As always I’m not going to bother until it’s a problem. The first iterations of Cultura are going to be strictly set in early stone age and the first version won’t have reproduction at all.
My expectation is that graphics will take a constant amount of memory. I won’t have “graphics settings”. They’ll just be well tuned for 60 FPS on my box which is five years old, so hopefully it will be a good baseline for everyone (it also uses an ATI card just to be sure I don’t use any nVidia specific driver stuff and cause a blue screen on ATI computers... or it could be because an ATI card is half the price and uses a quarter the electricity... hurr!).

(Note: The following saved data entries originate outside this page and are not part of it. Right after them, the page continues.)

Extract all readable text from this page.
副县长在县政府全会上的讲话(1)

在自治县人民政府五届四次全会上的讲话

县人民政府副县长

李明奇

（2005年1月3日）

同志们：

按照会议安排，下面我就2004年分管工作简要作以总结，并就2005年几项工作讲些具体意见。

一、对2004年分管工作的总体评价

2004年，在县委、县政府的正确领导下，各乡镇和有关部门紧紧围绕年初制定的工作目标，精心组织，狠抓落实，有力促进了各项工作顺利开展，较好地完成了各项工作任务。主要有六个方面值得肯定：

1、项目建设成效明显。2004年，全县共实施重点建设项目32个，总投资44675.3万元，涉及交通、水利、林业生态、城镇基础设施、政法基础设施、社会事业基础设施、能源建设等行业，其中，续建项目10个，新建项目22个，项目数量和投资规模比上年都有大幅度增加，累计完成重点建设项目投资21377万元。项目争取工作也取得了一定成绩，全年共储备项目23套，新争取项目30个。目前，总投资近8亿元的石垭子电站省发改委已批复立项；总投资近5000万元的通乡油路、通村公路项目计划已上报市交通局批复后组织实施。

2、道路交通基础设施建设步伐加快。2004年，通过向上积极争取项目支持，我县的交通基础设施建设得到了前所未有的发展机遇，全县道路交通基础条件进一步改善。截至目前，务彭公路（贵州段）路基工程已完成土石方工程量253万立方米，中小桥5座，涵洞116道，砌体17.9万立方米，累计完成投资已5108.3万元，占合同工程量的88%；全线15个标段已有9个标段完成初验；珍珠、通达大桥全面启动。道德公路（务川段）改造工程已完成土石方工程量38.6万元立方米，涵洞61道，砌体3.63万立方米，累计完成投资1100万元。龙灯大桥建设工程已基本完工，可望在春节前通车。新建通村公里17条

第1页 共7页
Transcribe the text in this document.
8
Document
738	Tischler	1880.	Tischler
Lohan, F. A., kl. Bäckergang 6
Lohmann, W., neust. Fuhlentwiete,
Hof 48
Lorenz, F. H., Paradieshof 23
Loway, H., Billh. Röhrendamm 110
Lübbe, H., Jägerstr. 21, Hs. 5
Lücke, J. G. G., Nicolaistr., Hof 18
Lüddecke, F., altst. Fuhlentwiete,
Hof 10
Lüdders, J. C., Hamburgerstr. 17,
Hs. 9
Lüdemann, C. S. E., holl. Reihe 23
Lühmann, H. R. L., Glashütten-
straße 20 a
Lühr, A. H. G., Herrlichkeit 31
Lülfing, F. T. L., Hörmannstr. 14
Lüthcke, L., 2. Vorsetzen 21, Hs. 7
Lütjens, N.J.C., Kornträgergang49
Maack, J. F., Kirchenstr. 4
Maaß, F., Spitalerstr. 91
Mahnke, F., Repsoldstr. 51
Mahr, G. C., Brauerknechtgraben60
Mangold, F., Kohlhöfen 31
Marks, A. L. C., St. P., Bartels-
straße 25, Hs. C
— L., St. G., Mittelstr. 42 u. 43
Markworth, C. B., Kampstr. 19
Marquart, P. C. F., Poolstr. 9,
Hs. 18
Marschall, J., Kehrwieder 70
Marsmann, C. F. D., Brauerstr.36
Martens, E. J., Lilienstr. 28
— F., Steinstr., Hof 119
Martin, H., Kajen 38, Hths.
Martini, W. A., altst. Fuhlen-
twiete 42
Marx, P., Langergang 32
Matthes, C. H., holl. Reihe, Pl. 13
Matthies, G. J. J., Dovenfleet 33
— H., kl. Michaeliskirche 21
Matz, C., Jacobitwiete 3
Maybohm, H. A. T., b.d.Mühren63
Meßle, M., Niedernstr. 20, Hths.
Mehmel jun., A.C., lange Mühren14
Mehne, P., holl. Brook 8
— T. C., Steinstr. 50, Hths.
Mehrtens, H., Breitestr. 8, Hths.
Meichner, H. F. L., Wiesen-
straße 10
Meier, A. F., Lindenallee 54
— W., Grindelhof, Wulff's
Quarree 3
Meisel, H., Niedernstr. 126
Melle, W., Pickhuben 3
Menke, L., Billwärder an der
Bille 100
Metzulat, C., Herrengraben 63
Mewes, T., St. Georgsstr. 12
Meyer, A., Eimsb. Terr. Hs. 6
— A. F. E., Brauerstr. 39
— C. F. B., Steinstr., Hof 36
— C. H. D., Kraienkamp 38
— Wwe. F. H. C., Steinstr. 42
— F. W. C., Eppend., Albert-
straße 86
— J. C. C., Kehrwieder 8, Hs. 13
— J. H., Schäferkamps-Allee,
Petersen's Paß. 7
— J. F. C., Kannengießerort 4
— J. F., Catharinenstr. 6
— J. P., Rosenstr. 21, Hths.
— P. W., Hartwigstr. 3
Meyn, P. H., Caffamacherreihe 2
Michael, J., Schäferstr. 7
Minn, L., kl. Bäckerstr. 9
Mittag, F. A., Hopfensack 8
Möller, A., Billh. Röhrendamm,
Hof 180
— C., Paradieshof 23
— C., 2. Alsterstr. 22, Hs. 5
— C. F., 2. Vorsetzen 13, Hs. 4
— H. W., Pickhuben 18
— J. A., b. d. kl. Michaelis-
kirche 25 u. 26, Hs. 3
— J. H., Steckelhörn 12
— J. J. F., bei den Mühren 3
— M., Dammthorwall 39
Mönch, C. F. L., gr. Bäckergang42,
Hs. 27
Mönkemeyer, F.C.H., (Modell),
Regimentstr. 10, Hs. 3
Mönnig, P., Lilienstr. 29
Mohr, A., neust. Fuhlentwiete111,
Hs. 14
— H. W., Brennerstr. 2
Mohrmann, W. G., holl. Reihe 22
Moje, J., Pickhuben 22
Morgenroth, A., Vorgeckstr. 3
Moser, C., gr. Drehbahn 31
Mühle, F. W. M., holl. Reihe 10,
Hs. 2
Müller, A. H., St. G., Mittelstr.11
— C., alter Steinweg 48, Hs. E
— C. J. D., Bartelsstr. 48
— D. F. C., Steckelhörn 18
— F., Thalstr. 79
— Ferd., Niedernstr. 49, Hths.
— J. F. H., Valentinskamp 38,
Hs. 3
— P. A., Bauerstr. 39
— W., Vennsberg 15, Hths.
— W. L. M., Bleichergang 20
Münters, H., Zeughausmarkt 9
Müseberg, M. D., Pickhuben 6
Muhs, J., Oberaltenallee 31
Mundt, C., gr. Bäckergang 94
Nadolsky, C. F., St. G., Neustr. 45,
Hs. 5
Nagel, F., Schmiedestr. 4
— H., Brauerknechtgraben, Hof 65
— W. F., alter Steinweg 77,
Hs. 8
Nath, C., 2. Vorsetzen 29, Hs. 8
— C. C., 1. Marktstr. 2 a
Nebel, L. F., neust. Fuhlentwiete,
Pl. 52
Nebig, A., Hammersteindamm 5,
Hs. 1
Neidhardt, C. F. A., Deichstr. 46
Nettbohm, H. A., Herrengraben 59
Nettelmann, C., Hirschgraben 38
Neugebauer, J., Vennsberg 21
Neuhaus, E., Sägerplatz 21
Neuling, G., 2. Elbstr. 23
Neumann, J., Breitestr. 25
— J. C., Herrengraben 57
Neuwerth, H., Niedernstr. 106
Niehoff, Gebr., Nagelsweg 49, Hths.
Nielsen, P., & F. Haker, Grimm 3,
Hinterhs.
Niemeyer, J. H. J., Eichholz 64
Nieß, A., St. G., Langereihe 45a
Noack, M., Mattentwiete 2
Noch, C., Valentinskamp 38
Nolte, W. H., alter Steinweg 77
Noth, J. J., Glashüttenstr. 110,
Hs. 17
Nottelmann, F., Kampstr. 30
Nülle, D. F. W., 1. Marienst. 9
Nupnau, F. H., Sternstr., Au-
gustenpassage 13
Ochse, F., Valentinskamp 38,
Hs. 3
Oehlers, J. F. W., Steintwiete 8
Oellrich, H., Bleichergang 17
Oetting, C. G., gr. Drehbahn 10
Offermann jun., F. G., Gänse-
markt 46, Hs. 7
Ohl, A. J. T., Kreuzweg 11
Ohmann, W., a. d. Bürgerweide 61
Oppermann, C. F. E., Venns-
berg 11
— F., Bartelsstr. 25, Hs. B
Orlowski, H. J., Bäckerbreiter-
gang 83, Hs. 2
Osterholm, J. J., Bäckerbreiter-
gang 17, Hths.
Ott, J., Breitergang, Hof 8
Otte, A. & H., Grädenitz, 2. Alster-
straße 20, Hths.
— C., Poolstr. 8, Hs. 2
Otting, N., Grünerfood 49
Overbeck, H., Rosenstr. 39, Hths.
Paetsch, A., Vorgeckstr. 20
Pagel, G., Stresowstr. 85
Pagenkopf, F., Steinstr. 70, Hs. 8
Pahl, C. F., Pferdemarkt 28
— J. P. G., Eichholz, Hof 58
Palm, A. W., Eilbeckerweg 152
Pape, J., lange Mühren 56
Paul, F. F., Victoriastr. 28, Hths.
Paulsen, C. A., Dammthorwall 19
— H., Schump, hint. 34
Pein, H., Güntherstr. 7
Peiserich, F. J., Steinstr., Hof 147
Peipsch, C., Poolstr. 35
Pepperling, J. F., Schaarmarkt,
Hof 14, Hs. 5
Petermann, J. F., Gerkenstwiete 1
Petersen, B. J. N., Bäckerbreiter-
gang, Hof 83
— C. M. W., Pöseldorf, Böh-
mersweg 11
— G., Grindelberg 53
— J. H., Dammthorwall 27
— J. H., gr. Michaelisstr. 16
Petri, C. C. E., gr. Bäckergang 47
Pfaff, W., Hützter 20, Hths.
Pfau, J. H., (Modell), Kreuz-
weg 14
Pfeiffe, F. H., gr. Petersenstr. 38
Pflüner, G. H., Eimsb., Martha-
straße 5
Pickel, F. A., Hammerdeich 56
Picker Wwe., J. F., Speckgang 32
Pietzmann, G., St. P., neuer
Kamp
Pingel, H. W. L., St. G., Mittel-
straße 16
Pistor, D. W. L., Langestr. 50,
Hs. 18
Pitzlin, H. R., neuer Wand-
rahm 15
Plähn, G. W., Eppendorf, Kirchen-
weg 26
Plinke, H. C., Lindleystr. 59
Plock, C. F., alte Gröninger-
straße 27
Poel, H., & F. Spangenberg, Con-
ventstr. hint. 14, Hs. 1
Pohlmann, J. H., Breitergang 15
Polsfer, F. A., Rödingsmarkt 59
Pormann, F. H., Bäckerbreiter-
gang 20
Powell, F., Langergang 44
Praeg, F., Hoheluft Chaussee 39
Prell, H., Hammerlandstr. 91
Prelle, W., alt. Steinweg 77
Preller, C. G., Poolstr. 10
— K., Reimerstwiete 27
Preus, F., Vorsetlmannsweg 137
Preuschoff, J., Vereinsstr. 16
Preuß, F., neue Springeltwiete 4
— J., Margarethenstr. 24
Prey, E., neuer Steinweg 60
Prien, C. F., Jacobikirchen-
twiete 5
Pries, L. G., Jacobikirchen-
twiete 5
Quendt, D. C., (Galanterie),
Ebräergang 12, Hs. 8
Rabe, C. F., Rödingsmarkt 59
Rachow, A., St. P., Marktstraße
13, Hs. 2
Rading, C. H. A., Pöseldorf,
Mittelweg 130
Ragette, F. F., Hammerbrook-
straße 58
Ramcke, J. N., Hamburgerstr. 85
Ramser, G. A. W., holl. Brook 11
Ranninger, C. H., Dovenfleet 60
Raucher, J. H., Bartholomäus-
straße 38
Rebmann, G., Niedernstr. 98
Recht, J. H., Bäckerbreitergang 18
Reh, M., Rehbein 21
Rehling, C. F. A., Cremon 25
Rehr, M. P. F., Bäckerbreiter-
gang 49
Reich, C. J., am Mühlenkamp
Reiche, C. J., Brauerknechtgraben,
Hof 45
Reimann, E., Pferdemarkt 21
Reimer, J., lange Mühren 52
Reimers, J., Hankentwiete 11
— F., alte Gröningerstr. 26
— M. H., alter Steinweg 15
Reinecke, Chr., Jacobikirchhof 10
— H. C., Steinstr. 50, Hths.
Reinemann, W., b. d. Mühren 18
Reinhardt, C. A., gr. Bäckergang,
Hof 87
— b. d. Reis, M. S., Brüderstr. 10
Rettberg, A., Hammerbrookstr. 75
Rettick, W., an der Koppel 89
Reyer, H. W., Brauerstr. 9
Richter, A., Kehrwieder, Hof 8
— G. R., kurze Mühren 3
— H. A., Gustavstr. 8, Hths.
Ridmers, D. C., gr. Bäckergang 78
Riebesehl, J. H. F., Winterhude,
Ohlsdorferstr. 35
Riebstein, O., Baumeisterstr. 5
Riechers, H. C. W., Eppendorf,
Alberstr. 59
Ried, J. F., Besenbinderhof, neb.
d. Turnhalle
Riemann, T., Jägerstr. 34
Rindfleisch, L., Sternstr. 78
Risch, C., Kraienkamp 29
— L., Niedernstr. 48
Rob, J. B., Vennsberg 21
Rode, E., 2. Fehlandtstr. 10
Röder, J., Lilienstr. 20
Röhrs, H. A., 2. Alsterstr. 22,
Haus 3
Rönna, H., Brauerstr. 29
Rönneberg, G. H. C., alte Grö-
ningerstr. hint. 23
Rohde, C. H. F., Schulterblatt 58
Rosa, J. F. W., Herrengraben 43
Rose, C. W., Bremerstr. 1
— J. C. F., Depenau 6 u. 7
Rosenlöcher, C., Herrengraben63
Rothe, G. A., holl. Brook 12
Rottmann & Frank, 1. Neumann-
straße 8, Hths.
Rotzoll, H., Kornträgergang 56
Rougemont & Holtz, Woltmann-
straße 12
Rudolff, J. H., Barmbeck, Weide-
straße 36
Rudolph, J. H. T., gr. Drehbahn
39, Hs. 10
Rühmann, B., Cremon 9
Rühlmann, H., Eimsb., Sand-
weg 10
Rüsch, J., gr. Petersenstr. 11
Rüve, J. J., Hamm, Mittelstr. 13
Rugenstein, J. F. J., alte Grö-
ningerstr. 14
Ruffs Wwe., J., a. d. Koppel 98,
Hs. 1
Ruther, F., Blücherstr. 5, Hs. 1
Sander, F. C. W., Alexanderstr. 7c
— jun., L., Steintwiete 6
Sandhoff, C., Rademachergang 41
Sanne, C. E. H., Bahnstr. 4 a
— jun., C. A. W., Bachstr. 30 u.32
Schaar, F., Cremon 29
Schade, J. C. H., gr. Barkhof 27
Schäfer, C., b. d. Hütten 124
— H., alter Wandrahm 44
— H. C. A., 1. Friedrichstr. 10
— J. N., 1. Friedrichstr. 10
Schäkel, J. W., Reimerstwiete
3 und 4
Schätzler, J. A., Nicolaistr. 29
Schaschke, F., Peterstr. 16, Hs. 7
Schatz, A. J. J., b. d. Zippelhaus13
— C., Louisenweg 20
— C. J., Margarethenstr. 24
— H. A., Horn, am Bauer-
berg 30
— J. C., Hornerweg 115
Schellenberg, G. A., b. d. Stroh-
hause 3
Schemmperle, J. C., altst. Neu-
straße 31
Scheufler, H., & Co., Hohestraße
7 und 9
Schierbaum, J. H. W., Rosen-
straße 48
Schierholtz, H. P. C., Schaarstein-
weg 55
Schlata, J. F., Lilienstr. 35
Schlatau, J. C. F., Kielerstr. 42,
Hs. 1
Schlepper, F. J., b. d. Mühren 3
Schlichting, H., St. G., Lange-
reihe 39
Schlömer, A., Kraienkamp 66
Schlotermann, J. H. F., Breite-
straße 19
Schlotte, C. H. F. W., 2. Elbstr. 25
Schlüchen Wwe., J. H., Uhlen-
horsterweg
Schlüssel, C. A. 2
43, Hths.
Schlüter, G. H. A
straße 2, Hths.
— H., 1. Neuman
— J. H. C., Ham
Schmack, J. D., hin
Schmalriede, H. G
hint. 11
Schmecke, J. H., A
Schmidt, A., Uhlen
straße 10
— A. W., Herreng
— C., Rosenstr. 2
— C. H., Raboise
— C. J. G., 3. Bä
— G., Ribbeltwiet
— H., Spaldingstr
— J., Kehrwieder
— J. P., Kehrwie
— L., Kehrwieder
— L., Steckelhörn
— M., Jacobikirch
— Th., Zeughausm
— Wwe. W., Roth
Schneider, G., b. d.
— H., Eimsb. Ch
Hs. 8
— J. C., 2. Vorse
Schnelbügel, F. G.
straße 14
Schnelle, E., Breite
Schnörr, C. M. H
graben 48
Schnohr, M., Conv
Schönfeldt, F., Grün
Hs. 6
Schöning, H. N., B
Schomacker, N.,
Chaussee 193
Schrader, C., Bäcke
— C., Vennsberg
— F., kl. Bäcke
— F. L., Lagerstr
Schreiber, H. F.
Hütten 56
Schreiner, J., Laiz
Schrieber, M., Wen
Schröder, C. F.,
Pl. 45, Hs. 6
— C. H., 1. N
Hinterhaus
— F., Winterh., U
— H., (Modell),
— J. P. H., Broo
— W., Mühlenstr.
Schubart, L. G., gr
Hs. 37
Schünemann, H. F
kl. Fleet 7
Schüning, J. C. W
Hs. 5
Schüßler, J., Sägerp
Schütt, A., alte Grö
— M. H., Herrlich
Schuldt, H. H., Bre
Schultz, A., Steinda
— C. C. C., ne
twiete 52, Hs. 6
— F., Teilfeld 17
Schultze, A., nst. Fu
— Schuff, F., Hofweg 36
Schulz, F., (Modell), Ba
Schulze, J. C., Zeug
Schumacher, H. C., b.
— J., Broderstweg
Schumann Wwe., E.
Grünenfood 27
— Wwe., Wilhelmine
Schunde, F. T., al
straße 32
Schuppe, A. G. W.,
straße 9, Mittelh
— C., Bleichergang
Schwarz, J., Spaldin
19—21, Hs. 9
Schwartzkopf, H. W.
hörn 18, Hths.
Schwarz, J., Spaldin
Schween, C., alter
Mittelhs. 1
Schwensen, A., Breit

Game-wise, I think that each square of map implies roughly 160 bytes of memory and interesting this bounds the rest of the game object memory because they would be limited by the lack of in-game resources (no land, no food!). Let’s say it’s like 5 objects worth of stuff, each around 10 integers worth of data, so 5 * 10 * 4 = 200 bytes. So each square of land is like 360 bytes.
Let’s keep map sizes below the need for performance magic for now. We’ll say I want to keep this amount of memory use to be at ~500 Mb. So that means 1 388 889 squares and that means a square map of about 1179 x 1179. So let’s keep a map at 1000 x 1000. I’m concerned about the load-time on that but let’s ignore that for now. Actually, if it turns out the load time is too slow for such a large map, then I will reduce map size to compensate.
Later on when the game is in a very excellent state (resource management, technological research, reproduction, AI, interacting with other societies), I will start performance stints to allow for larger maps and more people. Yay.